Cuando el pasado regresa para cobrarse lo que él descuidó, Jareth tendrá que enfrentarse a la única mujer capaz de doblegarlo… y a la familia que nunca supo que tenía.
¿Será demasiado tarde para enmendar un matrimonio roto… o aún hay algo que salvar?
Capítulo 1
Claire se movía de un lado a otro de la habitación con el predictor positivo en la mano. No podía creerlo. Una maldita vez, una jodida única vez, desde que la sedujo hacía tres años en el barco, cuando creyó que sería el hombre de su vida y que la amaba tanto como ella a él.
Negó, obligándose a no recordar lo que había pasado durante esos tres años que había vivido casada. Casada sobre el papel, porque a su esposo no lo había visto más que esos cinco días de Navidad que pasaron juntos tres meses atrás, cuando sus padres y los de él anunciaron una visita para pasar las fiestas en casa del feliz matrimonio.
Esos días, un atisbo de esperanza se implantó en su corazón al sentirlo tan agradable, incluso amoroso, y ese abismo de esperanza hizo que cayera nuevamente entre sus redes. La última noche fueron un matrimonio de verdad.
Pero tras la visita de sus progenitores y sin importarle la noche maravillosa que habían pasado juntos, Jareth desapareció de nuevo en cuanto las visitas se marcharon.

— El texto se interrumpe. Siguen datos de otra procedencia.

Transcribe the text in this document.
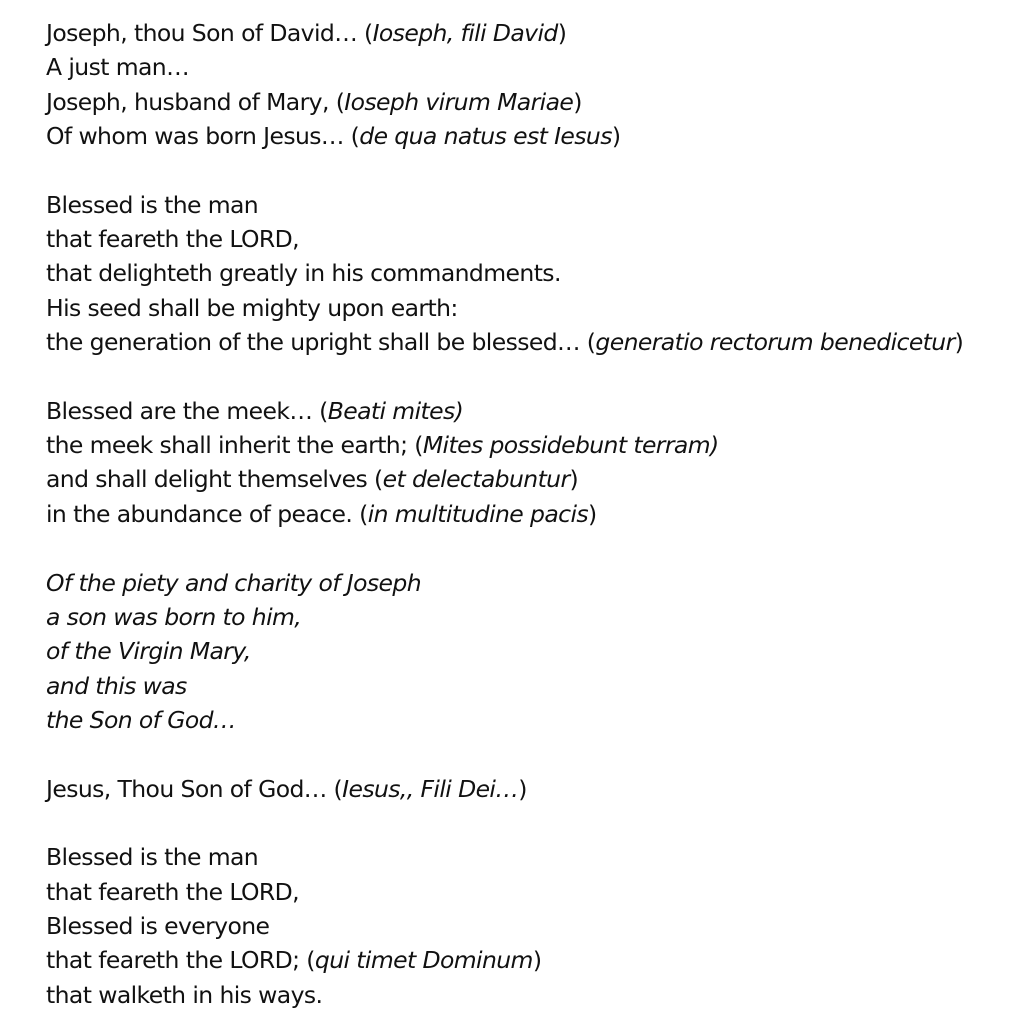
Joseph, thou Son of David… (Ioseph, fili David)
A just man…
Joseph, husband of Mary, (Ioseph virum Mariae)
Of whom was born Jesus… (de qua natus est Iesus)
Blessed is the man
that feareth the LORD,
that delighteth greatly in his commandments.
His seed shall be mighty upon earth:
the generation of the upright shall be blessed… (generatio rectorum benedicetur)
Blessed are the meek… (Beati mites)
the meek shall inherit the earth; (Mites possidebunt terram)
and shall delight themselves (et delectabuntur)
in the abundance of peace. (in multitudine pacis)
Of the piety and charity of Joseph
a son was born to him,
of the Virgin Mary,
and this was
the Son of God…
Jesus, Thou Son of God… (Iesus,, Fili Dei…)
Blessed is the man
that feareth the LORD,
Blessed is everyone
that feareth the LORD; (qui timet Dominum)
that walketh in his ways.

Desde ese día, Claire aceptó que el amor que ella sentía no era correspondido y jamás lo sería. Él solo se había limitado a enamorarla por su familia; debía aceptarlo. Jamás la quiso como esposa, solo quería la fusión que significaba su matrimonio y lo mucho que ganarían su empresa y su familia con ello.
¿Qué pasaría ahora si le daba la buena noticia? ¿La odiaría más? Posiblemente creería que lo había hecho a propósito para obligarlo a permanecer con ella.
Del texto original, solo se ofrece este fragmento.